17897123. IDENTIFYING THE TRANLATABILITY OF HARD-CODED STRINGS IN SOURCE CODE VIA POS TAGGING simplified abstract (International Business Machines Corporation)
IDENTIFYING THE TRANLATABILITY OF HARD-CODED STRINGS IN SOURCE CODE VIA POS TAGGING
Organization Name
International Business Machines Corporation
Inventor(s)
Chih-Yuan Lin of Xindian Dist. (TW)
Shu-Chih Chen of Banqiao Dist. (TW)
Pei-Yi Lin of New Taipei City 234 (TW)
Chao Yuan Huang of Taipei (TW)
IDENTIFYING THE TRANLATABILITY OF HARD-CODED STRINGS IN SOURCE CODE VIA POS TAGGING - A simplified explanation of the abstract
This abstract first appeared for US patent application 17897123 titled 'IDENTIFYING THE TRANLATABILITY OF HARD-CODED STRINGS IN SOURCE CODE VIA POS TAGGING
Simplified Explanation
The abstract describes a method for identifying hard-coded strings in source code by parsing source code and localization resource files, assigning confidence scores to determine translatability, transforming strings into equivalence words, preparing training data, training a parts-of-speech tagging model, and tagging potential hard-coded strings at runtime.
- Method for identifying hard-coded strings in source code
- Parses source code and localization resource files
- Assigns confidence scores for translatability
- Transforms strings into equivalence words
- Prepares training data by tagging strings as translatable or non-translatable
- Trains a parts-of-speech tagging model
- Tags potential hard-coded strings at runtime
Potential Applications
- Software development
- Localization of software
- Quality assurance in software development
Problems Solved
- Identifying hard-coded strings in source code
- Improving efficiency in localization efforts
- Ensuring accurate translation of software
Benefits
- Streamlining localization processes
- Enhancing accuracy in translation efforts
- Improving overall quality of software products
Original Abstract Submitted
A method for identifying hard-coded strings in source code is disclosed.

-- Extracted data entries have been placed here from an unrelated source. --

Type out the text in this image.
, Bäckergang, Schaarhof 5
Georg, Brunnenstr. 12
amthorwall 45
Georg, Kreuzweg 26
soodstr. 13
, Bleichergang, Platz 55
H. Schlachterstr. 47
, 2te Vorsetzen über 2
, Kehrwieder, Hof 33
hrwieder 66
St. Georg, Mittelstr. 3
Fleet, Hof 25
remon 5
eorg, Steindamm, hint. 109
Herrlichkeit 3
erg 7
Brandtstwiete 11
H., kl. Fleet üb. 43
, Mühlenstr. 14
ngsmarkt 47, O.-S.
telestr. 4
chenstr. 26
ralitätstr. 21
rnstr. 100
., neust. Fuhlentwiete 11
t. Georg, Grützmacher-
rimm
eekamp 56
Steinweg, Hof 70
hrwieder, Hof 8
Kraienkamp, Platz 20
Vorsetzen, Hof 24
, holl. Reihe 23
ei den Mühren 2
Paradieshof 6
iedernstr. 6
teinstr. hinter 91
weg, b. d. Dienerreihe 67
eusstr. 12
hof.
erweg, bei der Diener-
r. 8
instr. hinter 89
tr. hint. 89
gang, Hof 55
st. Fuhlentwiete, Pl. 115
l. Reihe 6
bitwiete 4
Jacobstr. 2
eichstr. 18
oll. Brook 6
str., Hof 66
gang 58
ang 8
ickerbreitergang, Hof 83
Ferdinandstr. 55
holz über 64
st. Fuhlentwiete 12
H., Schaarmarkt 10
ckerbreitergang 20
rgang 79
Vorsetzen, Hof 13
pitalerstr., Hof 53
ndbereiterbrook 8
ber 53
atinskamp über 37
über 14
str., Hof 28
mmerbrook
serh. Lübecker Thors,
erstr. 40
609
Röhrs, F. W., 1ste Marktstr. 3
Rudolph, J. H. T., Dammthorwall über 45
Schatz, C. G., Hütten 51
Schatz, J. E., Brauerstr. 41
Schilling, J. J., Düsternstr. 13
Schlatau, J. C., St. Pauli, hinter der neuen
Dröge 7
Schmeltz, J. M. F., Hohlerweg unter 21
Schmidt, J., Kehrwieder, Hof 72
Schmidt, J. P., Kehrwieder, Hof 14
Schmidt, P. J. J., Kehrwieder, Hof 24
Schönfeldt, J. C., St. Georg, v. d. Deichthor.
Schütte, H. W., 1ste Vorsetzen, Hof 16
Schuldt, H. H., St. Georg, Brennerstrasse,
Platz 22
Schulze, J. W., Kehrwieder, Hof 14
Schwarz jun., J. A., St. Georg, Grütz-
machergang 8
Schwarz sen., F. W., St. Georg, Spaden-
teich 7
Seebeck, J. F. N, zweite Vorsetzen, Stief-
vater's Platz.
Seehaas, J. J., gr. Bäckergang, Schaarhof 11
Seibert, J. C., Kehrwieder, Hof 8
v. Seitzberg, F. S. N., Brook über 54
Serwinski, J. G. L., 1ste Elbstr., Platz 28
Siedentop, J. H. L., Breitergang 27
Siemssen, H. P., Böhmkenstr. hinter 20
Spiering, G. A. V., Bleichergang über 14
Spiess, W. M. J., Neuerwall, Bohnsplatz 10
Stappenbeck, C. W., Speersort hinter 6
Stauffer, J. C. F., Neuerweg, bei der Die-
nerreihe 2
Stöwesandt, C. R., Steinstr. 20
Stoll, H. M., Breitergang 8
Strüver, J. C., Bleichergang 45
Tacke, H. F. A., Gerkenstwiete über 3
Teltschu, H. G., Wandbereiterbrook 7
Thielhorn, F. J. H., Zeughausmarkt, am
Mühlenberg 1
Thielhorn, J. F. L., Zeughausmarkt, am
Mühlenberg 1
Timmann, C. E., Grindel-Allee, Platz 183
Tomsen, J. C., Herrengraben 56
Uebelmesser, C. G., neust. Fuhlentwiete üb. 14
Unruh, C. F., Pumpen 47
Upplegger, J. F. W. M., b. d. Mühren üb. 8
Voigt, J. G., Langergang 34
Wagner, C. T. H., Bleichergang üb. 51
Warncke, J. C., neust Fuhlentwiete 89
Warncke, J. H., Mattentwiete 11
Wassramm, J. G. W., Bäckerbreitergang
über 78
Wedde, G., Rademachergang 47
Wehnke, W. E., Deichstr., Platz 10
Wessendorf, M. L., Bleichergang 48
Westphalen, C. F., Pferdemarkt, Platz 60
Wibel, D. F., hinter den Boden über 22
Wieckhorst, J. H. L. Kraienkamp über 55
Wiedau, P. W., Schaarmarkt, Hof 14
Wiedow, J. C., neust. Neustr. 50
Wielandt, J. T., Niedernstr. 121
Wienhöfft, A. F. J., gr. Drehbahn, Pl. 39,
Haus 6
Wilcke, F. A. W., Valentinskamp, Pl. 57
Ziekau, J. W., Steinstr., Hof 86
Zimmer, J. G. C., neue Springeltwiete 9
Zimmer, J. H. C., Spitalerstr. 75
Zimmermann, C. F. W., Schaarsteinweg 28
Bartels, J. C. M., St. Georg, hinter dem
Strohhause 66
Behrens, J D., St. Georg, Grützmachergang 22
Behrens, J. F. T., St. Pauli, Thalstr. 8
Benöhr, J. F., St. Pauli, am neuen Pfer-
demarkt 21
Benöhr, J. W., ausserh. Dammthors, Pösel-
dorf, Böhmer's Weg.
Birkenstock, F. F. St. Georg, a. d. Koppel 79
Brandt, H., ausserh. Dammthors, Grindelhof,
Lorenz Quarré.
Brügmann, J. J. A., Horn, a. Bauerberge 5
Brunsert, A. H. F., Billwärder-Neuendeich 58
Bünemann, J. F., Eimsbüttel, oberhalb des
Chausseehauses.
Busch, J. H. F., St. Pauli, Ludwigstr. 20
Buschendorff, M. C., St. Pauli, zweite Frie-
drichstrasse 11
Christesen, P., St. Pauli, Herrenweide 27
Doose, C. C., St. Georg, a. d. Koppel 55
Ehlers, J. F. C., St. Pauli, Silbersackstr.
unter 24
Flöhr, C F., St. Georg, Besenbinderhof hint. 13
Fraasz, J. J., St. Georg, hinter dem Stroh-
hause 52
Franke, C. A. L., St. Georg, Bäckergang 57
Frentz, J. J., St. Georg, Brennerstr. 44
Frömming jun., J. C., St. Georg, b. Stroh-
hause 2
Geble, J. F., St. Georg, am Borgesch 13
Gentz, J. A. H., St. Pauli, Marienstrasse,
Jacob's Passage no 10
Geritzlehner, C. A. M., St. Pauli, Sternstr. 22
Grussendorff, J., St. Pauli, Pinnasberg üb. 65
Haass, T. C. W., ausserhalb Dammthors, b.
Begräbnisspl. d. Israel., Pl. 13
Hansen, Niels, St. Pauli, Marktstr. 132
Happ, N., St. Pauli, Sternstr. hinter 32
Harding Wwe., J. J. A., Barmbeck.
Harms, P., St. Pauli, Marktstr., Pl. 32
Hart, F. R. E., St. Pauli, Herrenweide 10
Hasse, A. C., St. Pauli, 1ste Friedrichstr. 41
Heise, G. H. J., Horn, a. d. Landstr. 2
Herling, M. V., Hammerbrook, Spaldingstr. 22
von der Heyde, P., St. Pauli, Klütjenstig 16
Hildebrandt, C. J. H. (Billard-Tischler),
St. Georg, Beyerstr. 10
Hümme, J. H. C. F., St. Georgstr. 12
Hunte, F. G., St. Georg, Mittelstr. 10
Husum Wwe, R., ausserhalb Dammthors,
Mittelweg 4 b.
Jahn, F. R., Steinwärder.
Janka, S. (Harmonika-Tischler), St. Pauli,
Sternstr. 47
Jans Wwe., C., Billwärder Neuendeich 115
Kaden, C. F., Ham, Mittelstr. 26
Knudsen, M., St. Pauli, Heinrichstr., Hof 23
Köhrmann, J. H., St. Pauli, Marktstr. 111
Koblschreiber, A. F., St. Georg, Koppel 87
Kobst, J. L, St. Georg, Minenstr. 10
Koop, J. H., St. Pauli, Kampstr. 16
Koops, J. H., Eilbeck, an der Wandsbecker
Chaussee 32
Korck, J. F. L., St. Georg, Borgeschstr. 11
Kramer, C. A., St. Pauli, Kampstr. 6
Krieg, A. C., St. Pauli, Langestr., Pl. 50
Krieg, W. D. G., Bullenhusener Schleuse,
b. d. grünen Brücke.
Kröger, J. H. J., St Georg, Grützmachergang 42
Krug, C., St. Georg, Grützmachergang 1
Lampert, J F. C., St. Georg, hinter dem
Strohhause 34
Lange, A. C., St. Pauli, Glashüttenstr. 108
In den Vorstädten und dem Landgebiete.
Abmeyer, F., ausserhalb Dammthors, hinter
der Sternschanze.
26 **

In one embodiment, such a method parses source code and associated localization resource files to identify hard-coded strings and their associated context. The method provides a confidence score for each hard-coded string that indicates whether the hard-coded string is translatable or non-translatable. Based on the confidence score for each hard-coded string, the method transforms each hard-coded string into a single equivalence word. The method then prepares training data by tagging the hard-coded strings in the source code and associated localization resource files as one of translatable and non-translatable. The method then trains a parts-of-speech (POS) tagging model using the training data. At runtime, the method fetches potential hard-coded strings and tags each hard-coded string as one of translatable and non-translatable using the POS tagging model. A corresponding system and computer program product are also disclosed.